The Scotch was going down smoothly. Carmine kept good liquor, though it was not a boozy house. “There’s that to it,” Myron admitted.
“She’d believe you way sooner than me, so why don’t you tell her to cool her jets? It’s my experience of mighty undertakings like corporations and governments that they tend to run themselves. The problems start when people interfere with the running, you must know that. Cornucopia has rolled along for years and years, just like the river in the song. She should just let it keep on rolling.”
“You’d run it better than any of us,” Myron said.

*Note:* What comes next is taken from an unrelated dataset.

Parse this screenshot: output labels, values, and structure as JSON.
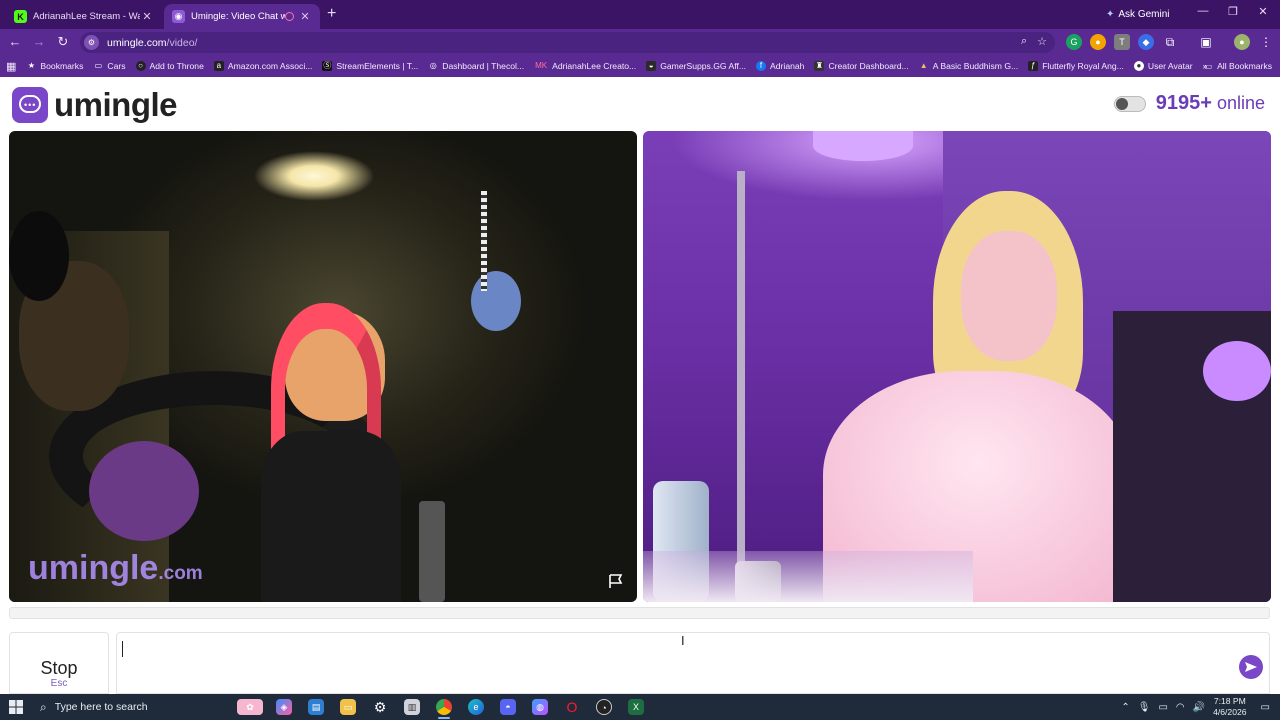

“Me? No! According to the girl you love, I’m too insatiably curious, and she’s right. I’d spend all my time poking and prying into what shouldn’t concern me.”
“Are you eating with us, Myron?” Desdemona asked. “It’s a rib roast, and there’s plenty.”

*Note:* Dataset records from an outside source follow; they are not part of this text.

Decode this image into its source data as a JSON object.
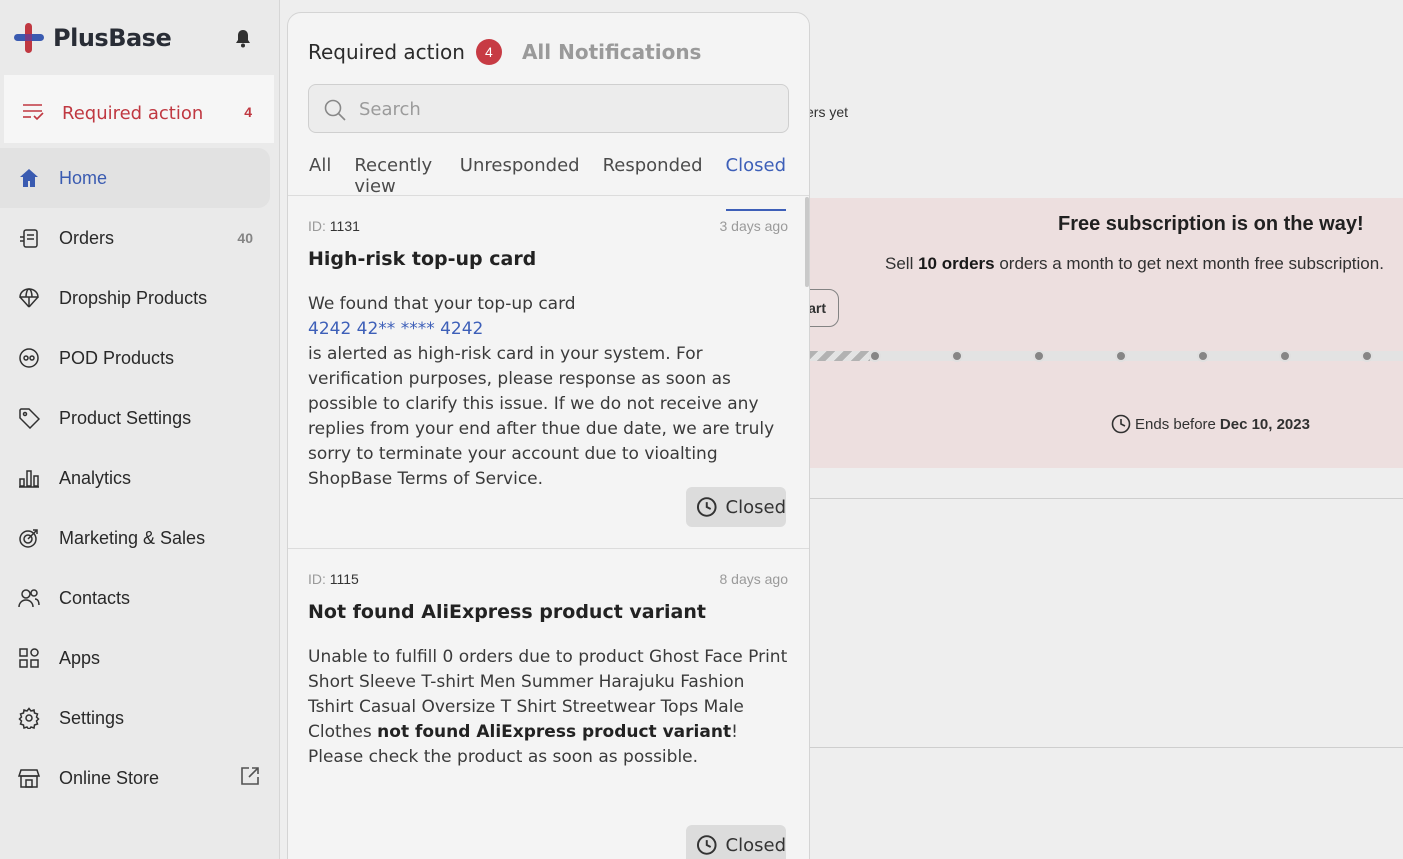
{
  "brand": {
    "name": "PlusBase"
  },
  "sidebar": {
    "required_action": {
      "label": "Required action",
      "count": "4"
    },
    "items": [
      {
        "label": "Home",
        "icon": "home-icon",
        "active": true
      },
      {
        "label": "Orders",
        "icon": "orders-icon",
        "count": "40"
      },
      {
        "label": "Dropship Products",
        "icon": "parachute-icon"
      },
      {
        "label": "POD Products",
        "icon": "pod-icon"
      },
      {
        "label": "Product Settings",
        "icon": "tag-icon"
      },
      {
        "label": "Analytics",
        "icon": "bar-chart-icon"
      },
      {
        "label": "Marketing & Sales",
        "icon": "target-icon"
      },
      {
        "label": "Contacts",
        "icon": "users-icon"
      },
      {
        "label": "Apps",
        "icon": "apps-grid-icon"
      },
      {
        "label": "Settings",
        "icon": "gear-icon"
      },
      {
        "label": "Online Store",
        "icon": "store-icon"
      }
    ]
  },
  "main": {
    "orders_text": "ers yet",
    "promo": {
      "title": "Free subscription is on the way!",
      "sub_prefix": "Sell ",
      "sub_bold": "10 orders",
      "sub_suffix": " orders a month to get next month free subscription.",
      "start_label": "art",
      "ends_prefix": "Ends before",
      "ends_date": "Dec 10, 2023"
    }
  },
  "panel": {
    "title": "Required action",
    "badge": "4",
    "all_notifications": "All Notifications",
    "search_placeholder": "Search",
    "tabs": [
      "All",
      "Recently view",
      "Unresponded",
      "Responded",
      "Closed"
    ],
    "active_tab": "Closed",
    "cards": [
      {
        "id_label": "ID:",
        "id": "1131",
        "time": "3 days ago",
        "title": "High-risk top-up card",
        "body_intro": "We found that your top-up card",
        "card_number": "4242 42** **** 4242",
        "body_rest": "is alerted as high-risk card in your system. For verification purposes, please response as soon as possible to clarify this issue. If we do not receive any replies from your end after thue due date, we are truly sorry to terminate your account due to vioalting ShopBase Terms of Service.",
        "status": "Closed"
      },
      {
        "id_label": "ID:",
        "id": "1115",
        "time": "8 days ago",
        "title": "Not found AliExpress product variant",
        "body_intro": "Unable to fulfill 0 orders due to product Ghost Face Print Short Sleeve T-shirt Men Summer Harajuku Fashion Tshirt Casual Oversize T Shirt Streetwear Tops Male Clothes ",
        "body_bold": "not found AliExpress product variant",
        "body_rest": "! Please check the product as soon as possible.",
        "status": "Closed"
      }
    ]
  },
  "colors": {
    "accent": "#3d5fb8",
    "alert": "#c73b44"
  }
}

He groaned. “I wish I could, but I have to get back to Erica.” The last of the Scotch disappeared. Myron rose to his feet and stood looking at them a little disconsolately. “I wish things could go on the way they used to,” he said wistfully, “but they can’t, can they?”
“That’s life,” said Desdemona, and laughed. “How’s that for corny? Never you mind, Myron dear. Things will settle down.”
“But they won’t,” she said to Carmine later, when some of the rib roast had been devoured. “If only I could like her! I can’t, you know. She’s so brittle, though brittle I could manage if it weren’t for the coldness. She’ll break poor Myron’s heart.”
“Maybe not,” said Carmine, feeling the optimism that went with a full stomach of good food. “I think he’s fascinated by all the things
in her we dislike. He’s fifty years old, lovely lady, and ready for a bitch. Erica’s a phase.”
“Do you think so? Truly?”
“Yes, I do.”
“Is shepherd’s pie all right for the leftover roast?” she asked. “I got a big one because Sophia said she’d be in, and have two friends sleeping over.”
That irritation flared up again. Carmine scowled. “It may be high time to have a word with my daughter,” he said.
“No, Carmine, don’t! There will be a good reason, I’m sure of it,” said Desdemona.
As if on cue, Sophia burst through the front door wide-eyed and white. “Daddy!” she cried, going straight to him. “Someone locked me in the physics lab closet!”
See, what did I tell you? Desdemona’s eyes were saying, but Carmine held Sophia off and looked at her closely. She was a little disheveled, and her fright was genuine. “Do you know how it happened, honey?” he asked.
“No, that’s just it! It shouldn’t have! No one ever locks that closet!” She shivered, shrank against him. “I could hear someone on the other side walking up and down, and something thumping on the floor. Daddy, I don’t know why, but I was sure he was after
me!
I was on tidy-up duty, everyone saw me going back and forth to the closet. At first I thought it was a joke, then I heard the walking and I got this awful feeling!”